A Vanunu le molestaban estos comentarios delirantes. Convertido en pacifista confeso, quería que su historia apareciera en una publicación seria, para alertar al mundo sobre la amenaza que significaba la capacidad nuclear de Israel. No obstante, Guerrero se había puesto en contacto con la oficina en Madrid del Sunday Times y el osado periódico londinense mandó un reportero a Sidney para entrevistar a Vanunu. 

Las fantasías de Guerrero se hicieron evidentes cuando lo entrevistaron. El colombiano empezó a sentir que perdía el control de la historia de Vanunu. Sus temores aumentaron cuando el enviado del Sunday Times dijo que llevaría a Vanunu a Londres, donde sus declaraciones iban a ser cabalmente investigadas. El periódico intentaba que el técnico fuera examinado por uno de los principales científicos nucleares británicos. 

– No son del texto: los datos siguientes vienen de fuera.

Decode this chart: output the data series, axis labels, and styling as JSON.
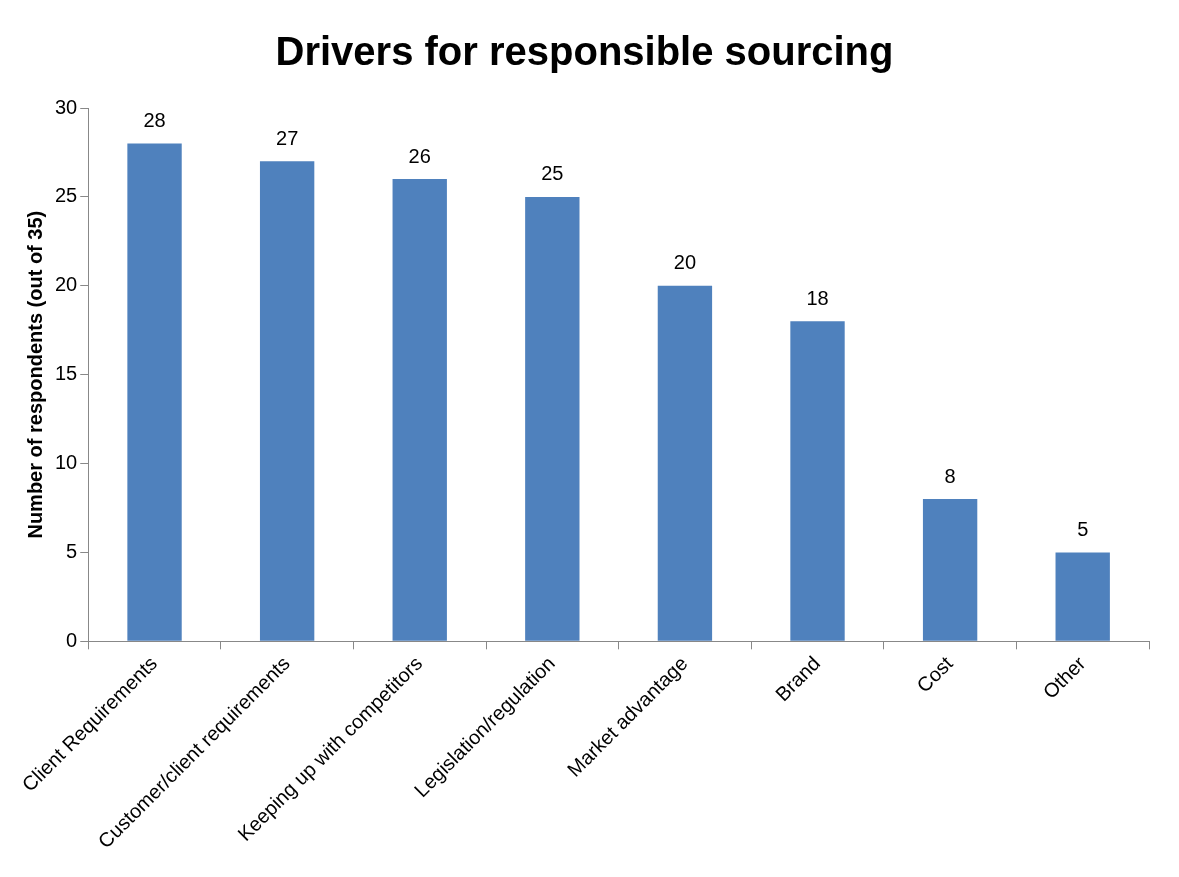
{
  "chart_data": {
    "type": "bar",
    "title": "Drivers for responsible sourcing",
    "ylabel": "Number of respondents (out of 35)",
    "categories": [
      "Client Requirements",
      "Customer/client requirements",
      "Keeping up with competitors",
      "Legislation/regulation",
      "Market advantage",
      "Brand",
      "Cost",
      "Other"
    ],
    "values": [
      28,
      27,
      26,
      25,
      20,
      18,
      8,
      5
    ],
    "color": "#4f81bd",
    "ylim": [
      0,
      30
    ],
    "yticks": [
      0,
      5,
      10,
      15,
      20,
      25,
      30
    ],
    "grid": false,
    "legend": false,
    "data_labels": true
  }
}
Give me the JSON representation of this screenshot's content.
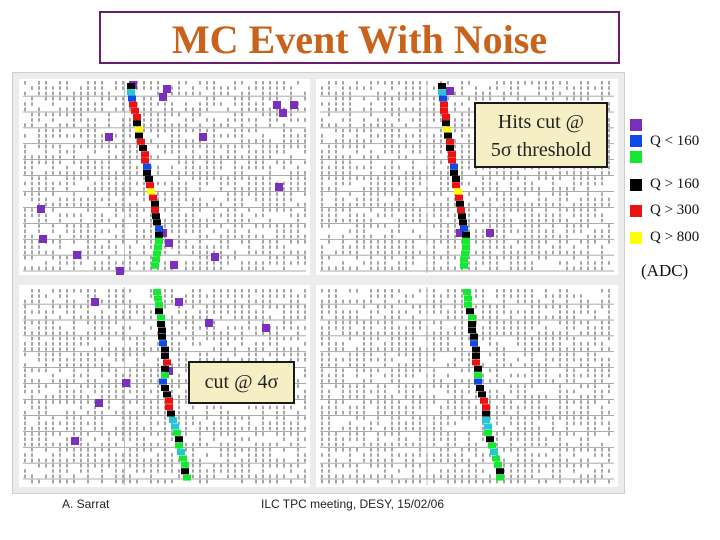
{
  "title": "MC Event With Noise",
  "callouts": {
    "hits_cut_line1": "Hits cut @",
    "hits_cut_line2": "5σ threshold",
    "cut4": "cut @ 4σ"
  },
  "legend": {
    "items": [
      {
        "label": "Q < 160",
        "colors": [
          "#7b2fbe",
          "#1148e8",
          "#14e830"
        ]
      },
      {
        "label": "Q > 160",
        "color": "#000000"
      },
      {
        "label": "Q > 300",
        "color": "#ee1111"
      },
      {
        "label": "Q > 800",
        "color": "#ffff00"
      }
    ],
    "unit": "(ADC)"
  },
  "footer": {
    "author": "A. Sarrat",
    "meeting": "ILC TPC meeting, DESY, 15/02/06"
  },
  "colors": {
    "title": "#c9621b",
    "title_border": "#6a1f6e",
    "callout_bg": "#f6efc5",
    "purple": "#7b2fbe",
    "blue": "#1148e8",
    "green": "#14e830",
    "black": "#000000",
    "red": "#ee1111",
    "yellow": "#ffff00",
    "cyan": "#22c8d8"
  }
}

Guerrero vio a Vanunu y su acompañante tomar el vuelo a Londres y sus recelos aumentaron aceleradamente. Necesitaba consejo para manejar la situación. La única persona a quien acudir que se le ocurría era un antiguo miembro del Servicio de Inteligencia y Seguridad Australiano. Guerrero le dijo que le habían arrebatado una historia impactante y describió exactamente lo que Vanunu había sacado de Dimona: sesenta fotografías de Machon-Dos, con mapas y dibujos. Revelaban más allá de toda duda que Israel era la sexta potencia nuclear del mundo. 

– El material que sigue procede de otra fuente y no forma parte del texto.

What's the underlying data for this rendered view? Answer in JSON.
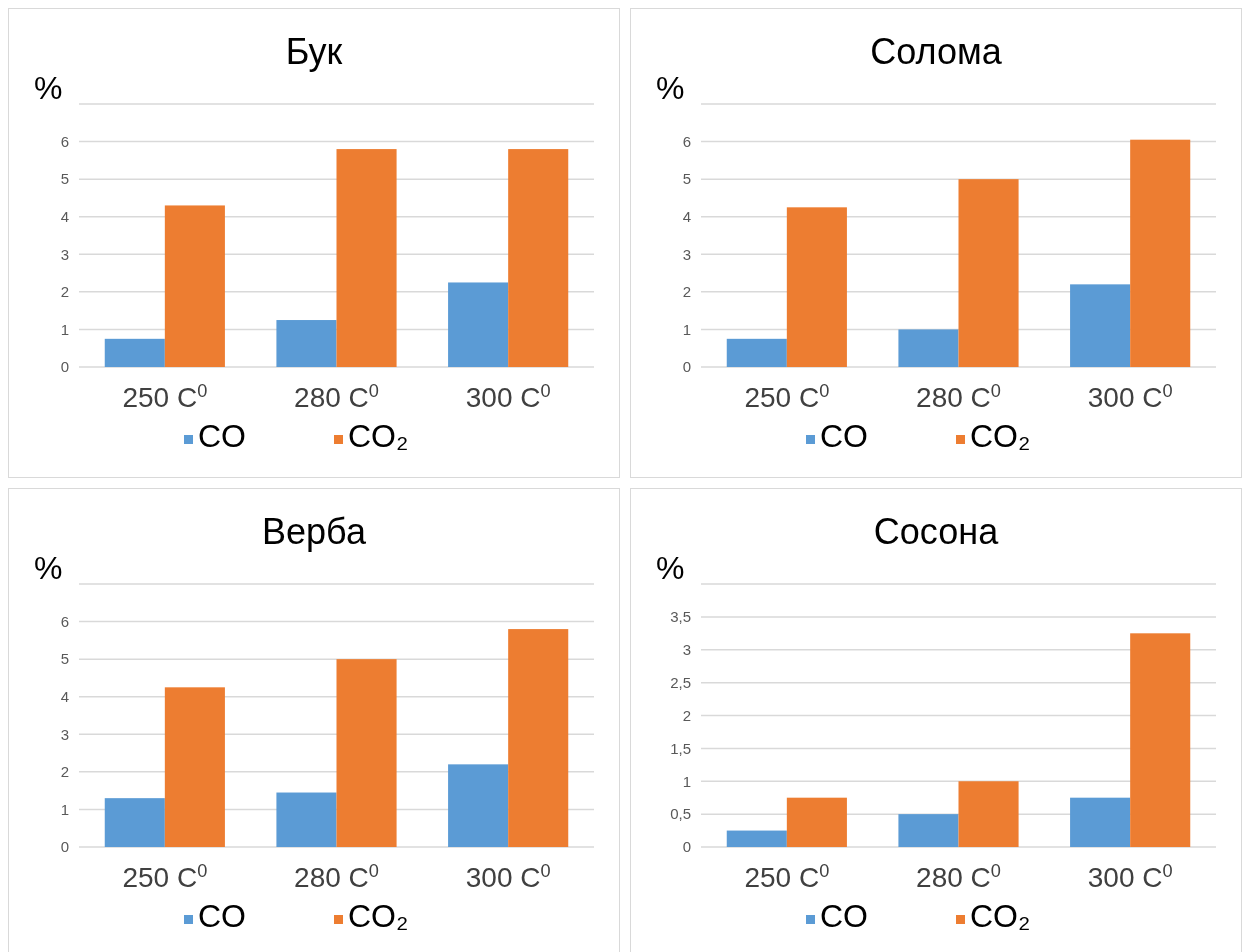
{
  "chart_data": [
    {
      "type": "bar",
      "title": "Бук",
      "ylabel": "%",
      "categories": [
        "250 C$^{0}$",
        "280 C$^{0}$",
        "300 C$^{0}$"
      ],
      "series": [
        {
          "name": "CO",
          "color": "#5b9bd5",
          "values": [
            0.75,
            1.25,
            2.25
          ]
        },
        {
          "name": "CO₂",
          "color": "#ed7d31",
          "values": [
            4.3,
            5.8,
            5.8
          ]
        }
      ],
      "ylim": [
        0,
        7
      ],
      "yticks": [
        0,
        1,
        2,
        3,
        4,
        5,
        6,
        {
          "value": 7,
          "label": null
        }
      ],
      "grid": "y",
      "legend": "bottom"
    },
    {
      "type": "bar",
      "title": "Солома",
      "ylabel": "%",
      "categories": [
        "250 C$^{0}$",
        "280 C$^{0}$",
        "300 C$^{0}$"
      ],
      "series": [
        {
          "name": "CO",
          "color": "#5b9bd5",
          "values": [
            0.75,
            1,
            2.2
          ]
        },
        {
          "name": "CO₂",
          "color": "#ed7d31",
          "values": [
            4.25,
            5,
            6.05
          ]
        }
      ],
      "ylim": [
        0,
        7
      ],
      "yticks": [
        0,
        1,
        2,
        3,
        4,
        5,
        6,
        {
          "value": 7,
          "label": null
        }
      ],
      "grid": "y",
      "legend": "bottom"
    },
    {
      "type": "bar",
      "title": "Верба",
      "ylabel": "%",
      "categories": [
        "250 C$^{0}$",
        "280 C$^{0}$",
        "300 C$^{0}$"
      ],
      "series": [
        {
          "name": "CO",
          "color": "#5b9bd5",
          "values": [
            1.3,
            1.45,
            2.2
          ]
        },
        {
          "name": "CO₂",
          "color": "#ed7d31",
          "values": [
            4.25,
            5,
            5.8
          ]
        }
      ],
      "ylim": [
        0,
        7
      ],
      "yticks": [
        0,
        1,
        2,
        3,
        4,
        5,
        6,
        {
          "value": 7,
          "label": null
        }
      ],
      "grid": "y",
      "legend": "bottom"
    },
    {
      "type": "bar",
      "title": "Сосона",
      "ylabel": "%",
      "categories": [
        "250 C$^{0}$",
        "280 C$^{0}$",
        "300 C$^{0}$"
      ],
      "series": [
        {
          "name": "CO",
          "color": "#5b9bd5",
          "values": [
            0.25,
            0.5,
            0.75
          ]
        },
        {
          "name": "CO₂",
          "color": "#ed7d31",
          "values": [
            0.75,
            1,
            3.25
          ]
        }
      ],
      "ylim": [
        0,
        4
      ],
      "yticks": [
        0,
        {
          "value": 0.5,
          "label": "0,5"
        },
        1,
        {
          "value": 1.5,
          "label": "1,5"
        },
        2,
        {
          "value": 2.5,
          "label": "2,5"
        },
        3,
        {
          "value": 3.5,
          "label": "3,5"
        },
        {
          "value": 4,
          "label": null
        }
      ],
      "grid": "y",
      "legend": "bottom"
    }
  ]
}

Una vez más, Guerrero no tuvo suerte. Había elegido al hombre equivocado. El ex agente del SISA se puso en contacto con su antiguo jefe y le repitió lo que Guerrero le había contado. Había un firme contacto de trabajo entre el Mossad y el SISA. El primero aportaba información sobre los movimientos de los terroristas árabes hacia el Pacífico. SISA informó al katsa agregado en la embajada israelí en Canberra sobre la llamada de su ex empleado.  La información fue mandada inmediatamente por fax a Admoni. Para entonces le habían llegado noticias aún más preocupantes. 

En su viaje hacia Australia, Vanunu había hecho una escala en Nepal y allí había visitado la embajada soviética en Katmandú. ¿Acaso había mostrado sus pruebas a Moscú?